The Mission Ferrari ride at Ferrari World – one of several theme parks on Abu Dhabi's Yas Island
Theme parks planned for Yas Island
Aldar: ‘Challenging to find right partners’
Miral sets July deadline for Potter tender
The emirate’s project pipeline includes Disneyland Abu Dhabi and a Harry Potter-themed expansion at Warner Bros World, as well as the long-delayed Guggenheim Museum and sports and adventure sites on Hudayriyat Island and in Al Ain.
“We have more and more niche requirements [for] specialised supply chain contractors,” Adel Albreiki, CEO of Aldar Projects, told the Abu Dhabi Infrastructure Summit last month.
“It’s becoming challenging to find the right people and the right partners to execute that vision.”
ADX-listed Aldar is behind much of Abu Dhabi’s residential and infrastructure development. It is also the master developer of Yas Island – home to the emirate’s major theme parks, such as Ferrari World, Yas WaterWorld, Warner Bros World and SeaWorld.
Miral, another state-backed developer, operates the completed parks on Yas Island.
It has issued a main construction tender for the AED3 billion ($816 million) Harry Potter attraction at Warner Bros World, according to MEED. The development will add 40,000 square metres to the park and bids are due this month.

A gentler ride at Disney’s Magic Kingdom park in Florida. The Abu Dhabi site will be ‘distinctly Disney’ and ‘distinctly Emirati’, says its developer
Miral’s next major project will be Disneyland Abu Dhabi, an indoor theme park on Yas Island announced in May. It will be Disney’s seventh destination and its first in the Middle East.
The UAE company will develop and operate the park under licence from Disney.

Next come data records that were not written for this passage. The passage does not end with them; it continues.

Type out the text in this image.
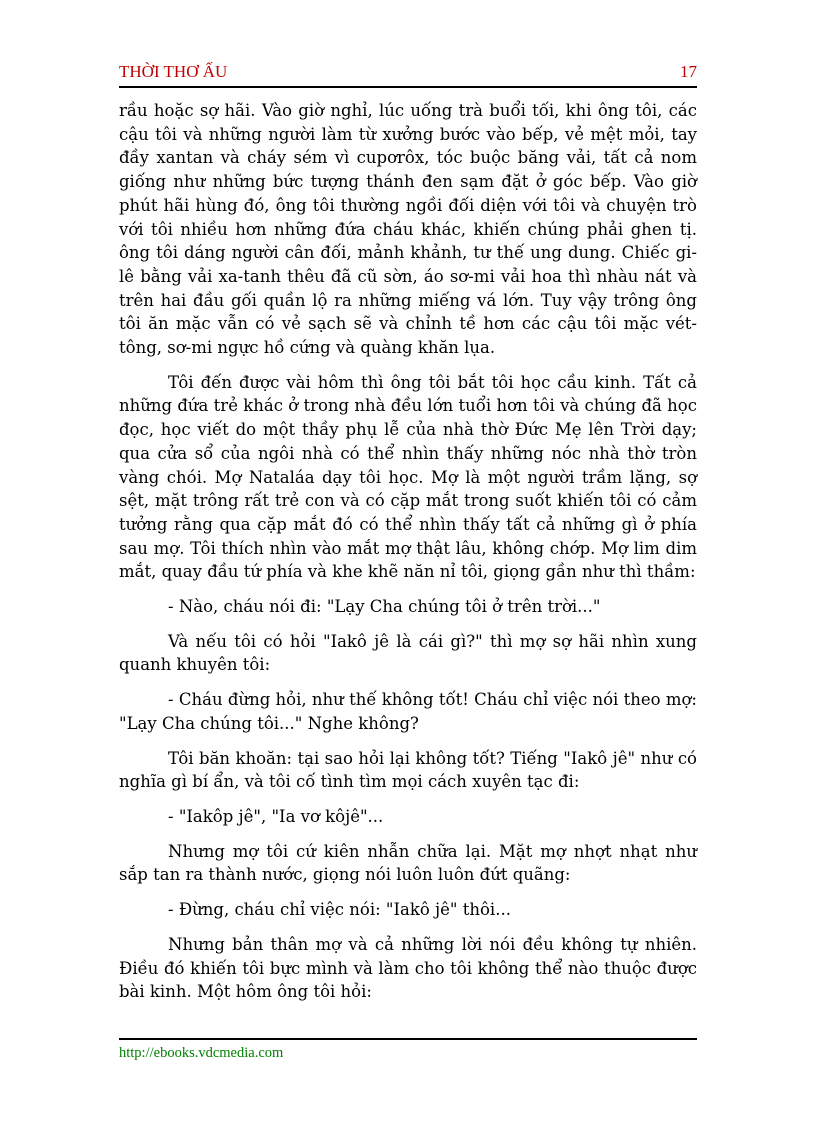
THỜI THƠ ẤU	17

rầu hoặc sợ hãi. Vào giờ nghỉ, lúc uống trà buổi tối, khi ông tôi, các cậu tôi và những người làm từ xưởng bước vào bếp, vẻ mệt mỏi, tay đầy xantan và cháy sém vì cupơrôx, tóc buộc băng vải, tất cả nom giống như những bức tượng thánh đen sạm đặt ở góc bếp. Vào giờ phút hãi hùng đó, ông tôi thường ngồi đối diện với tôi và chuyện trò với tôi nhiều hơn những đứa cháu khác, khiến chúng phải ghen tị. ông tôi dáng người cân đối, mảnh khảnh, tư thế ung dung. Chiếc gi-lê bằng vải xa-tanh thêu đã cũ sờn, áo sơ-mi vải hoa thì nhàu nát và trên hai đầu gối quần lộ ra những miếng vá lớn. Tuy vậy trông ông tôi ăn mặc vẫn có vẻ sạch sẽ và chỉnh tề hơn các cậu tôi mặc vét-tông, sơ-mi ngực hồ cứng và quàng khăn lụa.

Tôi đến được vài hôm thì ông tôi bắt tôi học cầu kinh. Tất cả những đứa trẻ khác ở trong nhà đều lớn tuổi hơn tôi và chúng đã học đọc, học viết do một thầy phụ lễ của nhà thờ Đức Mẹ lên Trời dạy; qua cửa sổ của ngôi nhà có thể nhìn thấy những nóc nhà thờ tròn vàng chói. Mợ Nataláa dạy tôi học. Mợ là một người trầm lặng, sợ sệt, mặt trông rất trẻ con và có cặp mắt trong suốt khiến tôi có cảm tưởng rằng qua cặp mắt đó có thể nhìn thấy tất cả những gì ở phía sau mợ. Tôi thích nhìn vào mắt mợ thật lâu, không chớp. Mợ lim dim mắt, quay đầu tứ phía và khe khẽ năn nỉ tôi, giọng gần như thì thầm:

- Nào, cháu nói đi: "Lạy Cha chúng tôi ở trên trời..."

Và nếu tôi có hỏi "Iakô jê là cái gì?" thì mợ sợ hãi nhìn xung quanh khuyên tôi:

- Cháu đừng hỏi, như thế không tốt! Cháu chỉ việc nói theo mợ: "Lạy Cha chúng tôi..." Nghe không?

Tôi băn khoăn: tại sao hỏi lại không tốt? Tiếng "Iakô jê" như có nghĩa gì bí ẩn, và tôi cố tình tìm mọi cách xuyên tạc đi:

- "Iakôp jê", "Ia vơ kôjê"...

Nhưng mợ tôi cứ kiên nhẫn chữa lại. Mặt mợ nhợt nhạt như sắp tan ra thành nước, giọng nói luôn luôn đứt quãng:

- Đừng, cháu chỉ việc nói: "Iakô jê" thôi...

Nhưng bản thân mợ và cả những lời nói đều không tự nhiên. Điều đó khiến tôi bực mình và làm cho tôi không thể nào thuộc được bài kinh. Một hôm ông tôi hỏi:

http://ebooks.vdcmedia.com
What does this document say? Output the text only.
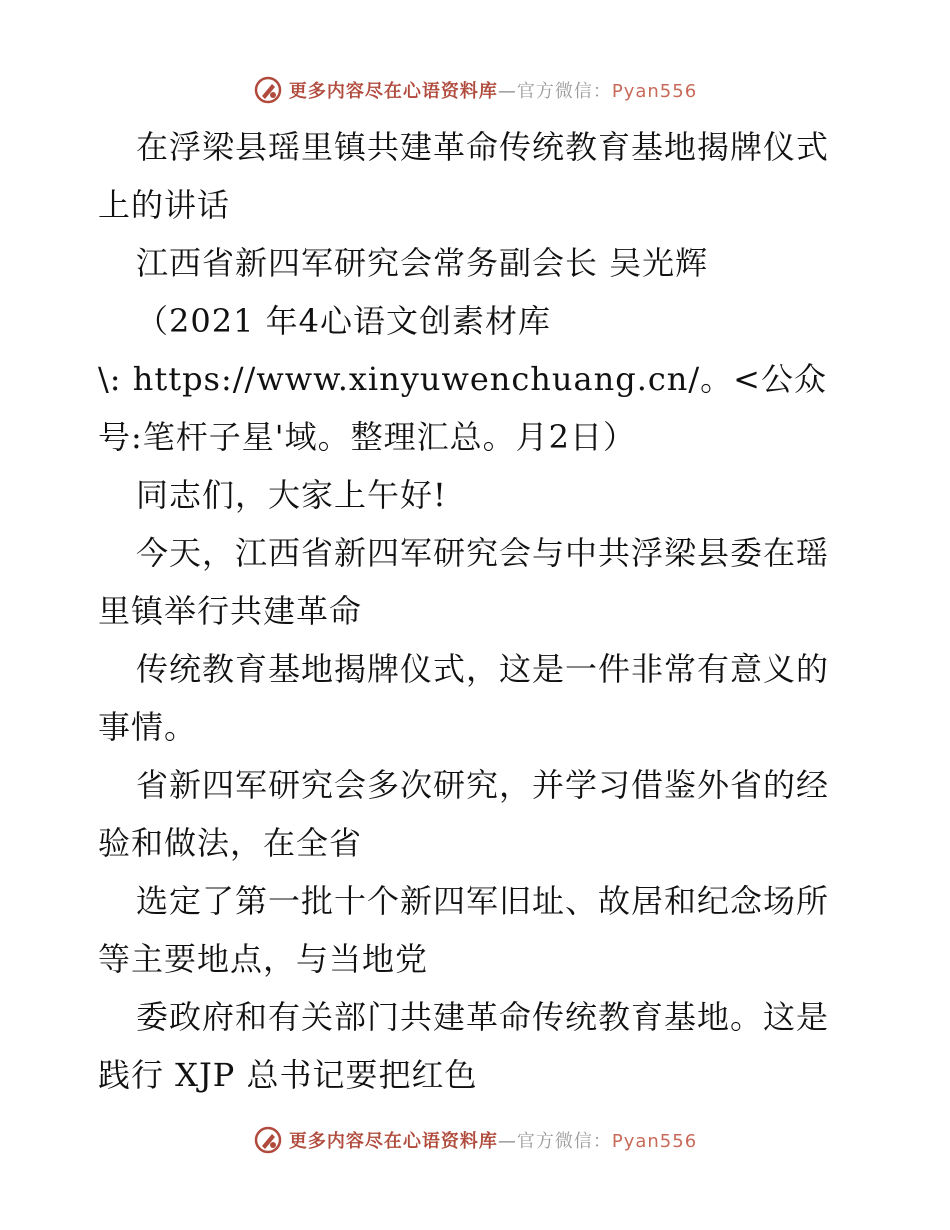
更多内容尽在心语资料库—官方微信：Pyan556

在浮梁县瑶里镇共建革命传统教育基地揭牌仪式上的讲话

江西省新四军研究会常务副会长 吴光辉

（2021 年4心语文创素材库

\: https://www.xinyuwenchuang.cn/。<公众号:笔杆子星'域。整理汇总。月2日）

同志们，大家上午好!

今天，江西省新四军研究会与中共浮梁县委在瑶里镇举行共建革命

传统教育基地揭牌仪式，这是一件非常有意义的事情。

省新四军研究会多次研究，并学习借鉴外省的经验和做法，在全省

选定了第一批十个新四军旧址、故居和纪念场所等主要地点，与当地党

委政府和有关部门共建革命传统教育基地。这是践行 XJP 总书记要把红色

更多内容尽在心语资料库—官方微信：Pyan556
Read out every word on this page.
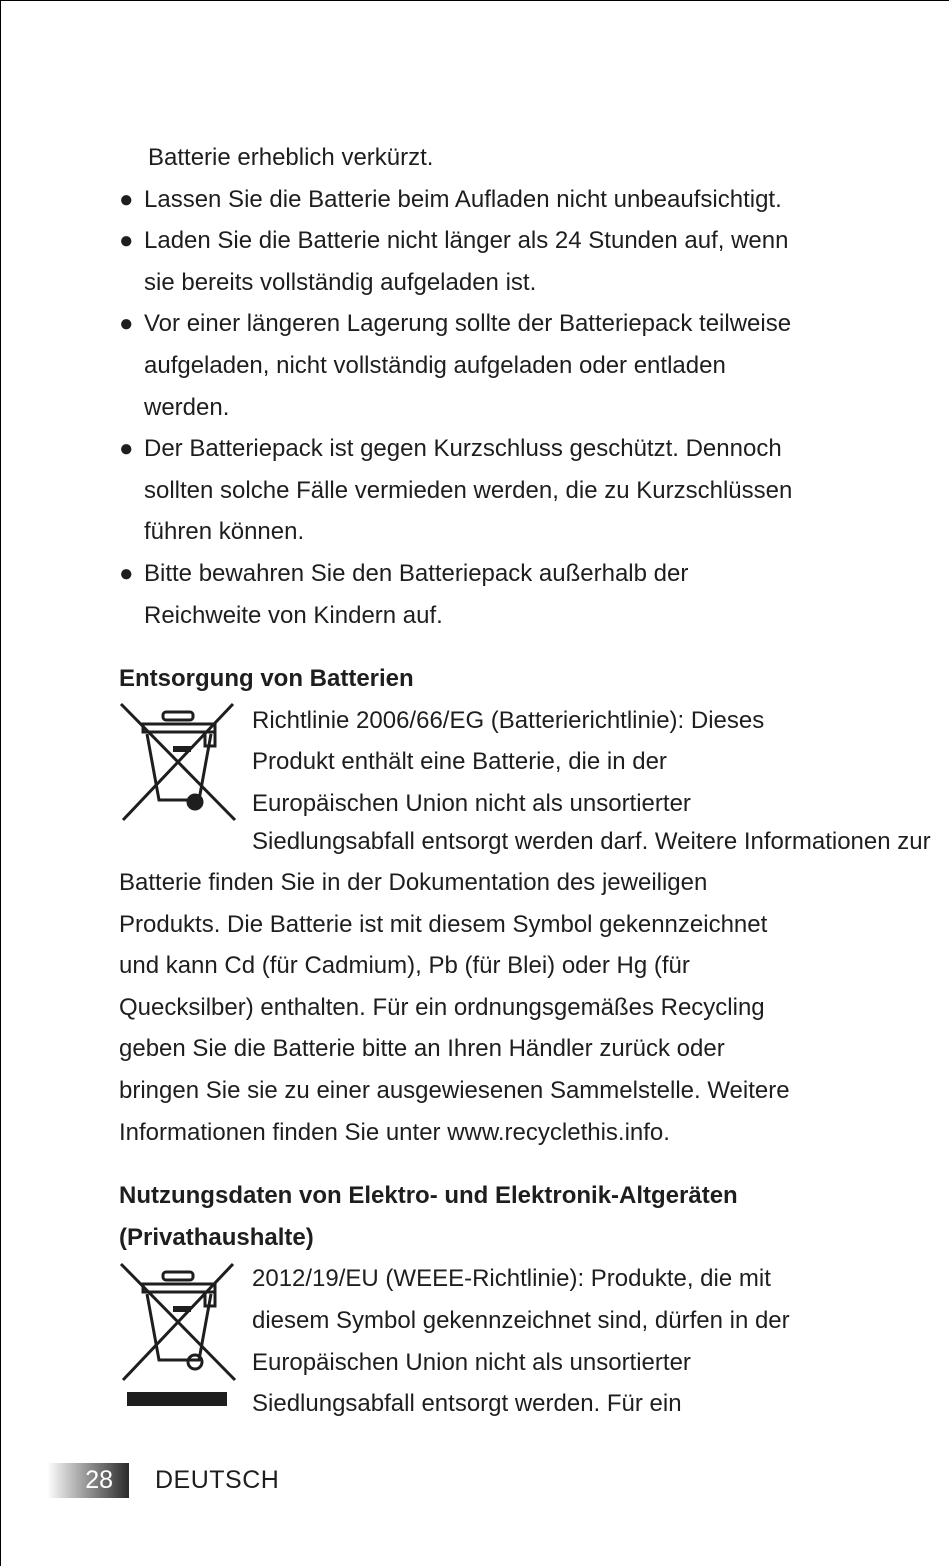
Batterie erheblich verkürzt.
● Lassen Sie die Batterie beim Aufladen nicht unbeaufsichtigt.
● Laden Sie die Batterie nicht länger als 24 Stunden auf, wenn
sie bereits vollständig aufgeladen ist.
● Vor einer längeren Lagerung sollte der Batteriepack teilweise
aufgeladen, nicht vollständig aufgeladen oder entladen
werden.
● Der Batteriepack ist gegen Kurzschluss geschützt. Dennoch
sollten solche Fälle vermieden werden, die zu Kurzschlüssen
führen können.
● Bitte bewahren Sie den Batteriepack außerhalb der
Reichweite von Kindern auf.
Entsorgung von Batterien
Richtlinie 2006/66/EG (Batterierichtlinie): Dieses
Produkt enthält eine Batterie, die in der
Europäischen Union nicht als unsortierter
Siedlungsabfall entsorgt werden darf. Weitere Informationen zur
Batterie finden Sie in der Dokumentation des jeweiligen
Produkts. Die Batterie ist mit diesem Symbol gekennzeichnet
und kann Cd (für Cadmium), Pb (für Blei) oder Hg (für
Quecksilber) enthalten. Für ein ordnungsgemäßes Recycling
geben Sie die Batterie bitte an Ihren Händler zurück oder
bringen Sie sie zu einer ausgewiesenen Sammelstelle. Weitere
Informationen finden Sie unter www.recyclethis.info.
Nutzungsdaten von Elektro- und Elektronik-Altgeräten
(Privathaushalte)
2012/19/EU (WEEE-Richtlinie): Produkte, die mit
diesem Symbol gekennzeichnet sind, dürfen in der
Europäischen Union nicht als unsortierter
Siedlungsabfall entsorgt werden. Für ein
28	DEUTSCH
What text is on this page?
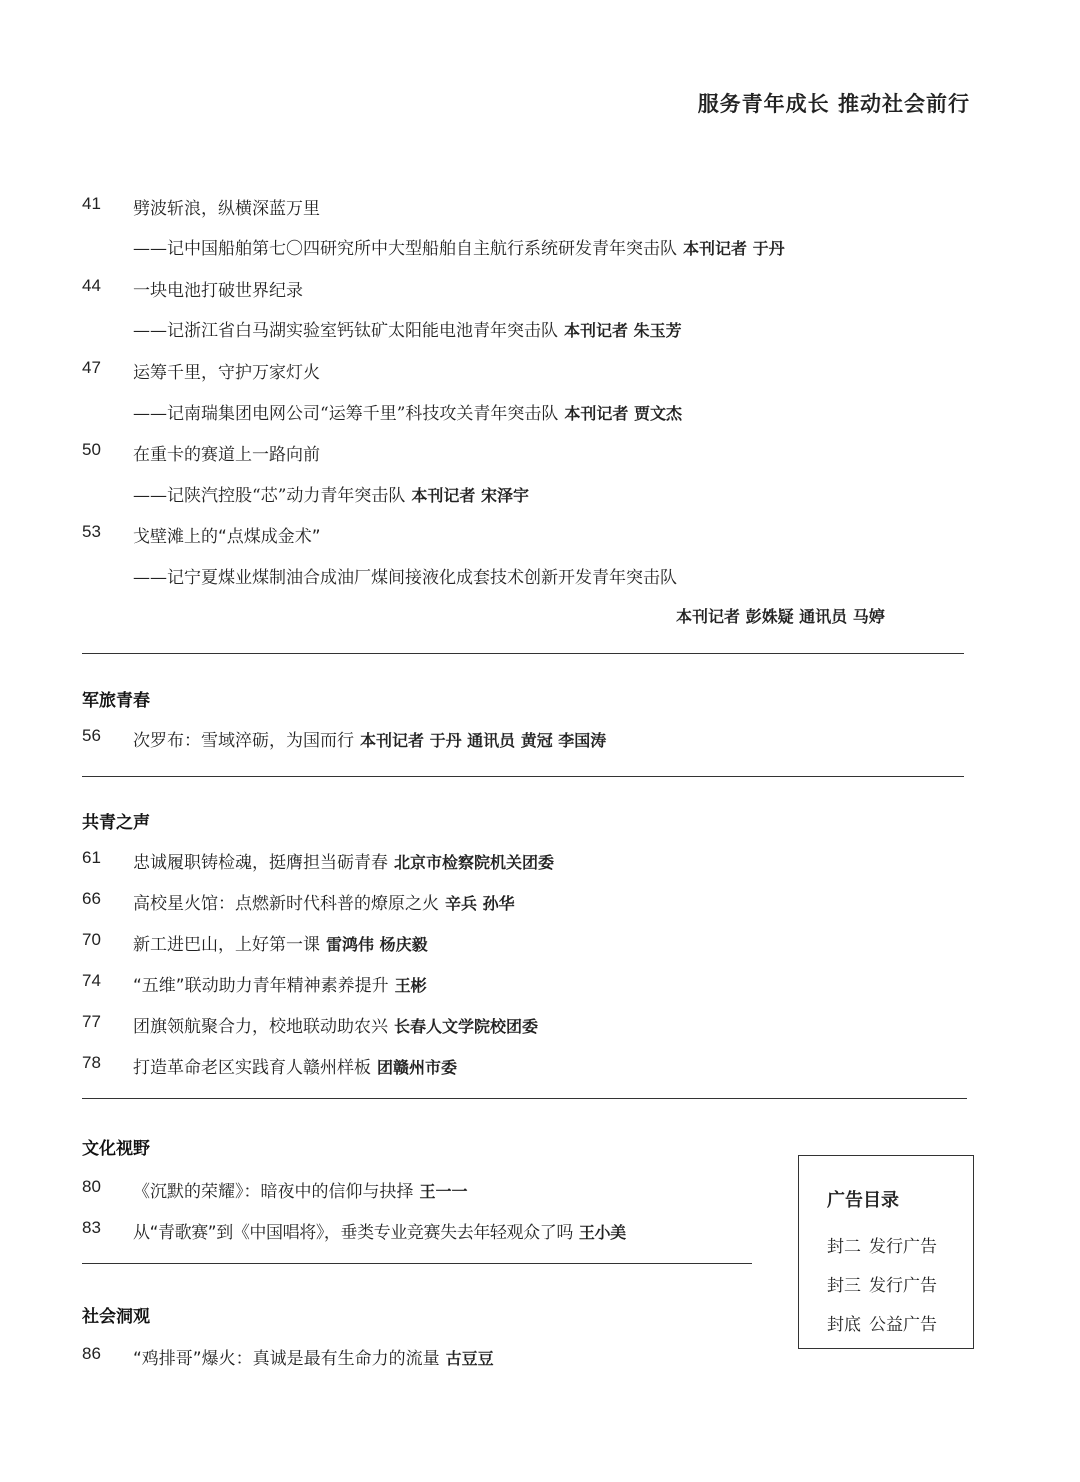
服务青年成长 推动社会前行
41 劈波斩浪，纵横深蓝万里
——记中国船舶第七〇四研究所中大型船舶自主航行系统研发青年突击队 本刊记者 于丹
44 一块电池打破世界纪录
——记浙江省白马湖实验室钙钛矿太阳能电池青年突击队 本刊记者 朱玉芳
47 运筹千里，守护万家灯火
——记南瑞集团电网公司“运筹千里”科技攻关青年突击队 本刊记者 贾文杰
50 在重卡的赛道上一路向前
——记陕汽控股“芯”动力青年突击队 本刊记者 宋泽宇
53 戈壁滩上的“点煤成金术”
——记宁夏煤业煤制油合成油厂煤间接液化成套技术创新开发青年突击队
本刊记者 彭姝疑 通讯员 马婷
军旅青春
56 次罗布：雪域淬砺，为国而行 本刊记者 于丹 通讯员 黄冠 李国涛
共青之声
61 忠诚履职铸检魂，挺膺担当砺青春 北京市检察院机关团委
66 高校星火馆：点燃新时代科普的燎原之火 辛兵 孙华
70 新工进巴山，上好第一课 雷鸿伟 杨庆毅
74 “五维”联动助力青年精神素养提升 王彬
77 团旗领航聚合力，校地联动助农兴 长春人文学院校团委
78 打造革命老区实践育人赣州样板 团赣州市委
文化视野
80 《沉默的荣耀》：暗夜中的信仰与抉择 王一一
83 从“青歌赛”到《中国唱将》，垂类专业竞赛失去年轻观众了吗 王小美
社会洞观
86 “鸡排哥”爆火：真诚是最有生命力的流量 古豆豆
广告目录
封二 发行广告
封三 发行广告
封底 公益广告
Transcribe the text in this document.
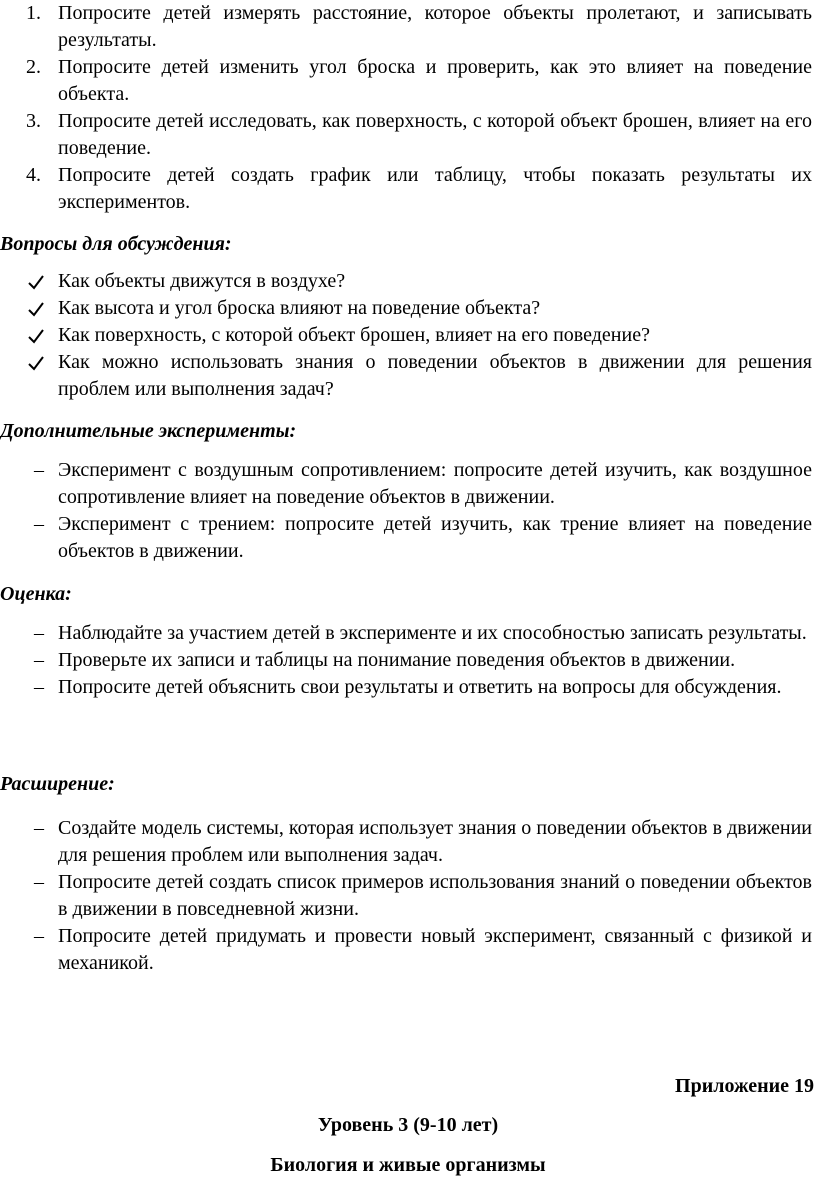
1. Попросите детей измерять расстояние, которое объекты пролетают, и записывать результаты.
2. Попросите детей изменить угол броска и проверить, как это влияет на поведение объекта.
3. Попросите детей исследовать, как поверхность, с которой объект брошен, влияет на его поведение.
4. Попросите детей создать график или таблицу, чтобы показать результаты их экспериментов.
Вопросы для обсуждения:
Как объекты движутся в воздухе?
Как высота и угол броска влияют на поведение объекта?
Как поверхность, с которой объект брошен, влияет на его поведение?
Как можно использовать знания о поведении объектов в движении для решения проблем или выполнения задач?
Дополнительные эксперименты:
– Эксперимент с воздушным сопротивлением: попросите детей изучить, как воздушное сопротивление влияет на поведение объектов в движении.
– Эксперимент с трением: попросите детей изучить, как трение влияет на поведение объектов в движении.
Оценка:
– Наблюдайте за участием детей в эксперименте и их способностью записать результаты.
– Проверьте их записи и таблицы на понимание поведения объектов в движении.
– Попросите детей объяснить свои результаты и ответить на вопросы для обсуждения.
Расширение:
– Создайте модель системы, которая использует знания о поведении объектов в движении для решения проблем или выполнения задач.
– Попросите детей создать список примеров использования знаний о поведении объектов в движении в повседневной жизни.
– Попросите детей придумать и провести новый эксперимент, связанный с физикой и механикой.
Приложение 19
Уровень 3 (9-10 лет)
Биология и живые организмы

“The agreement is that this would be a distinctly Disney theme park, but distinctly Emirati theme park,” Miral’s group CEO Mohamed Abdalla Al Zaabi told the same infrastructure conference in June.
There will be close collaboration “with Disney and local institutes to design the park”, he said.
Abu Dhabi plans to invest $10 billion in infrastructure under its Tourism Strategy 2030, which aims to generate $24.5 billion in GDP contribution by the end of the decade. It is targeting 39 million annual visitors
Badr Al Olama, director general of the Abu Dhabi Investment Office, said the emirate was prioritising partnerships with technical specialists and investors that align with its development goals.
“There is no shortage of financial capacity or capability in Abu Dhabi,” Olama said. “It’s more that [we are] looking for technical partners – people that have the same vision and values.”
He added: We measure the return, not on investment, but on economy. We look at GDP impact.”